In April Fool’s Day, a bunch of college friends get together for weekend of upper-crust east-coast fun on a Massachusetts island compound that Muffy St. John (Deborah Foreman) is set to inherit. How upper crust and swank is it? On a clear day you can see the Kennedy compound. Of course they take the last ferry out on Friday, ensuring that they’ll be trapped throughout the weekend. And since this is ostensibly a slasher film, most of them are ostensibly killed throughout the weekend. But it’s actually one of the strangest mainstream slashers I’ve seen. Not that any one particular moment in the film is especially shocking or bold, but rather that the movie is so consistently left of center I wonder if something like it could even be made today.
Since today is March 31st, I figured it was as good a time as any to revisit Fred Walton’s somewhat iconic 1986 film. I hadn’t seen it in well over a decade (maybe two), so I was definitely primed to check it out again. Of course I remembered exactly how it ended, but I was curious to revisit the moments leading up to that with fresh eyes – and it’s amazing how all these years (and the horror films I’ve seen during them) have changed my perspective.
Beware – pretty much everything below the jump is a spoiler. If you haven’t seen the film, it’s available to rent on iTunes (the link says $9.99, but if you actually go to iTunes it’s $3.99). You should check it out and get back with me.
I had seen April Fool’s Day on cable as a child, and I remember having quite a bit of fun with it. Also – perhaps due to my young age – I remember actually being relieved that the whole thing turned out to be a joke. But I wasn’t entirely sure if that was the reaction I would have today. Depending on my mood I thought it could go either way. I could either feel cheated that it wasn’t “legit”, or I could applaud Walton and screenwriter Danilo Bach for getting me with their very own April Fool’s joke.
And that’s exactly what April Fool’s Day is, an elaborate joke both on the part of Muffy St. John and the filmmakers themselves, which actually makes it kind of a ballsy movie. But is it a movie with watching? I’d say yes. Why? Because it’s just “off” enough that it feels refreshing.
The film starts off with our group of soon to be slaughtered (not really) young things on the dock preparing to visit Muffy’s island. Chazz (Clayton Rohner), the epitome of the oversexed, care-free 80’s archetype (he wouldn’t feel out of place in a Savage Steve Holland movie) is videotaping an intro for the weekend. Typical hijinks and character introductions ensue, but there’s something a little different going on.

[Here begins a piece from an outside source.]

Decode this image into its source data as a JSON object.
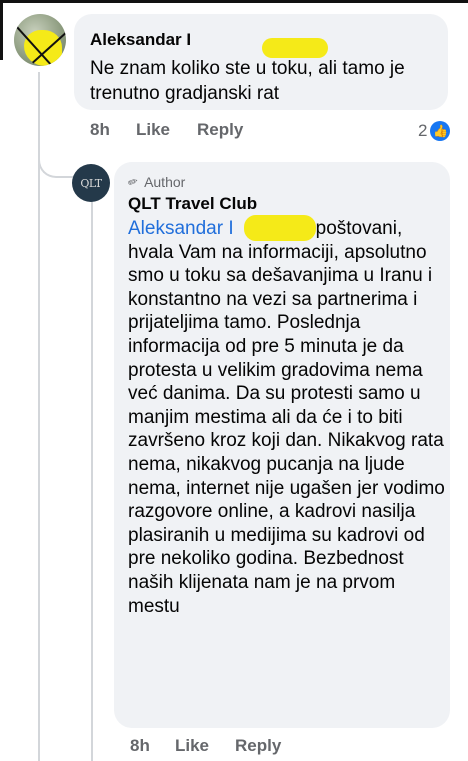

Right off the bat – with a “I f*ck on the first date” – the film’s obsession with sex is kickstarted. Since this is supposed to be a slasher movie, it’s totally appropriate. But what’s interesting about the film’s take on immature sex is how mature it actually is. Don’t get me wrong, this film actually outdoes many of its brethren when it comes to juvenile d*ck jokes and the hunt for getting laid (especially when it comes to Arch, played by BTTF’s Biff, Thomas F. Wilson). But its take on the whole thing actually seems to be more self aware than most slashers – as if we’re watching some early meta seedling being born before anybody actually knew what “post-modern” meant. The film also introduces a reasonably humane female perspective on the topic when the girls are in the kitchen discussing their first time. It’s of course designed for titillation, but it also makes some kind of stab for authenticity as well.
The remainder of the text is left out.